If you're like me and realize that Zozobra, past and present, represents an inimitable and unavoidable slice of Nuevo Mexicano culture that you just have to see for yourself, then keep in mind the following ideas for approaching and indulging your greatest fears and your newest hopes.
Get there early. The gates to the field at Fort Marcy Park (where the ritual takes place) open at 3pm and live entertainment of all sorts begins shortly thereafter. Thousands of humans are planning to attend, so keep that in mind. Last year, 48,000 people attended.
Pets, with the exception of service animals are not allowed at the event.

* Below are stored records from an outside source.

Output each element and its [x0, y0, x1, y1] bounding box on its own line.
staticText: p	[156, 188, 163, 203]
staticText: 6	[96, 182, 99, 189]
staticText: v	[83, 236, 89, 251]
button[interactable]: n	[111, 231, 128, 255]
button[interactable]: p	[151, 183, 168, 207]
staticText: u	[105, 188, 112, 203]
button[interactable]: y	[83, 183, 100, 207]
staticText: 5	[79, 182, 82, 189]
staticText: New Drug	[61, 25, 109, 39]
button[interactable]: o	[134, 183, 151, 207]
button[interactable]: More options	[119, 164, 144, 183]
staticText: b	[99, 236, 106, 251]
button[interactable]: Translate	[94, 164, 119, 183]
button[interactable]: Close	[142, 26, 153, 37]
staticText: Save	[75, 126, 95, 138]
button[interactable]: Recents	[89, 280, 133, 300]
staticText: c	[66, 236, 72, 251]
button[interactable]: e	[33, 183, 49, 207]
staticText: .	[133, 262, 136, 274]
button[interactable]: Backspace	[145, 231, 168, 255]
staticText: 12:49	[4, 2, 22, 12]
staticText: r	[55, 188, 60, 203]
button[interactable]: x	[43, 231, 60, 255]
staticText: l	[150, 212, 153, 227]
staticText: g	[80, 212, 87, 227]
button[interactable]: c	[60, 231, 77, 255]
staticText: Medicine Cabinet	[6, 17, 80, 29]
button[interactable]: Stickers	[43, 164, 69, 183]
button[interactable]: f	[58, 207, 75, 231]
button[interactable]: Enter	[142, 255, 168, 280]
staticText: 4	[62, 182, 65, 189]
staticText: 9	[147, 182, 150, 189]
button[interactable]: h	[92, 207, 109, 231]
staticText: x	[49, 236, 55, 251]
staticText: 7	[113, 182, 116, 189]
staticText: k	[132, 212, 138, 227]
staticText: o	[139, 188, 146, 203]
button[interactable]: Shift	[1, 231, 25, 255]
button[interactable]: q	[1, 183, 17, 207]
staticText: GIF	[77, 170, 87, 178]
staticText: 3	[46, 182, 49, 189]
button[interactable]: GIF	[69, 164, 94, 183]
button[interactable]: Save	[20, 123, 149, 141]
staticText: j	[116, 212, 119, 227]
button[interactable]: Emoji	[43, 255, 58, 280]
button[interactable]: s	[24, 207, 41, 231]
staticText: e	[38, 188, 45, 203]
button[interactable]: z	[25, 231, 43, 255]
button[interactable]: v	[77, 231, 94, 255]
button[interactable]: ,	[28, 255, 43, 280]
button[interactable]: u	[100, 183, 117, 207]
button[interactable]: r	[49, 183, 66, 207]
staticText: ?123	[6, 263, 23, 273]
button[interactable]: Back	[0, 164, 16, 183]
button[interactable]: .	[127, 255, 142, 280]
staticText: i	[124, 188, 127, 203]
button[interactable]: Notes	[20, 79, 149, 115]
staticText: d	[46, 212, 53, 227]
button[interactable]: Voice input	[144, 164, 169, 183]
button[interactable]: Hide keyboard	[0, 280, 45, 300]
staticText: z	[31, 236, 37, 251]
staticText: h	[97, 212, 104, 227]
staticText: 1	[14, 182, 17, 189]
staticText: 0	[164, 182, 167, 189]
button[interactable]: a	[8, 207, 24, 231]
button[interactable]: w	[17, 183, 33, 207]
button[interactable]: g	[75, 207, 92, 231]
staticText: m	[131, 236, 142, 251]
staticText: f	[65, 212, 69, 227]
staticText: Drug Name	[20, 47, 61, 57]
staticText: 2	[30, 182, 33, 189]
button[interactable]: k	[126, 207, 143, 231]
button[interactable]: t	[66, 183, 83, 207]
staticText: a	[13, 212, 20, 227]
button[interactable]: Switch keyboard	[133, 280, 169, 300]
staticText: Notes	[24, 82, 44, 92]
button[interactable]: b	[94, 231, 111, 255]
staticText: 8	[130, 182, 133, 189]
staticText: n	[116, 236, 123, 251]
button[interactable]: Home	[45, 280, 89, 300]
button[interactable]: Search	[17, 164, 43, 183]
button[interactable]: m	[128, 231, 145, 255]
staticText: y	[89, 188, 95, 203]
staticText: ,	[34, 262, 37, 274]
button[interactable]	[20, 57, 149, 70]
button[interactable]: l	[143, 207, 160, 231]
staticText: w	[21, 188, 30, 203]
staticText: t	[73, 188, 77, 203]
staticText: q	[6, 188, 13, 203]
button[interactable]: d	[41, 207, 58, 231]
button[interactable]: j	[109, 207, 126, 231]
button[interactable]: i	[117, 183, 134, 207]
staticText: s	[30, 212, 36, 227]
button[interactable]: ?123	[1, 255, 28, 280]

According to the official Zozobra website, no tables, guns, knives or other weaponry are permitted. Further, no glass containers either open or unopened can be brought to the celebration. No alcoholic beverages, no marijuana or any synthetic substance banned by law is allowed at the park. No open containers of any kind are allowed and also there are strict rules against tents, metal-framed lawn chairs (umbrella-style lawn chairs are allowed), laser lights, explosives, fireworks, handheld sparklers and large umbrellas (only small handheld umbrellas allowed). No metal cutlery can be brought onto the park grounds; plastic utensils only. No unauthorized vendors with their own merchandise can be present at the burning of Zozobra.
So yeah, leave that stuff behind and instead bring a list of your woes to add to a traditional “gloom box” that will burn along with the old paper man. As the whole lot goes down in flames, don't forget to smile, laugh, live it up and think about how wonderful the next year will be, now that you're free of all that trouble and smoke.